Gary Roth, executive director of the Oregon Potato Commission, said more than half of Oregon's potatoes are exported. He noted growers have felt "little to no" immediate financial effects from the tariff increases on sales to processors and have not yet seen impacts on fertilizer and chemical purchases. However, he cautioned that the financial pressure may appear in the next planting season when inputs are purchased. "If the tariffs stay in place, I would anticipate that farmers will see increases in fertilizer cost," Roth said, adding that some equipment invoices already list new tariff line item charges.

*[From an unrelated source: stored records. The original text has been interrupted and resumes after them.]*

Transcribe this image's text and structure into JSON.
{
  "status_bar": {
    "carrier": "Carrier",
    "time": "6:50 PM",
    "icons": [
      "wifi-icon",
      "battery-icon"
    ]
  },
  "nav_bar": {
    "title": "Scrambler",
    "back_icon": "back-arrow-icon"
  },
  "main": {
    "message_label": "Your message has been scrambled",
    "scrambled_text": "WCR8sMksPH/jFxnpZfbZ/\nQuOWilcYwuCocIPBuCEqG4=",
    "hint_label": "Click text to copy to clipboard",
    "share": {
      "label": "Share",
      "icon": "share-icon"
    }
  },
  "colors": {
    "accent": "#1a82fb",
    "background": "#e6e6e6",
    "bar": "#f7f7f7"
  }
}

State Representative Bobby Levy said fertilizer prices have become unsustainable for Eastern Oregon farmers. She cited Solution 32 fertilizer selling at about US$0.85 per pound, while a more sustainable level would be US$0.20–0.30 per pound. She added that processors in Morrow County have reported parts costs increasing by 5 to 15 per cent over the past year.
Economist Damon Runberg of Business Oregon warned that higher tariffs could encourage foreign buyers to shift sourcing to other countries. "What happens when we sever this relationship with certain export markets? How long … will it take for us to rebuild those relationships, especially when there are alternatives that other countries are producing?" he said.
Roth also pointed to rising competition from China. "China is coming in with an increased supply. They've had a very intentional plan to increase their potato production over the last five years, and they are now competing with U.S. exports head-to-head."
Processors are also preparing for cost impacts. Lamb Weston, which operates facilities in Hermiston and Boardman, told investors in July that tariff increases were expected to add about US$25 million in costs during its 2025/26 fiscal year, which runs from May 26, 2025, to May 31, 2026. A spokesperson later confirmed the company would update its outlook in its September 30 earnings call but declined to discuss mitigation measures. They noted most ingredients used are either sourced domestically or exempt from tariffs, though some oil imported from Asia may be affected.
The outlook for Oregon's potato industry remains uncertain as growers and processors prepare for the 2025/26 crop cycle, with economists warning of cost increases, tighter margins, and risks to long-term export relationships.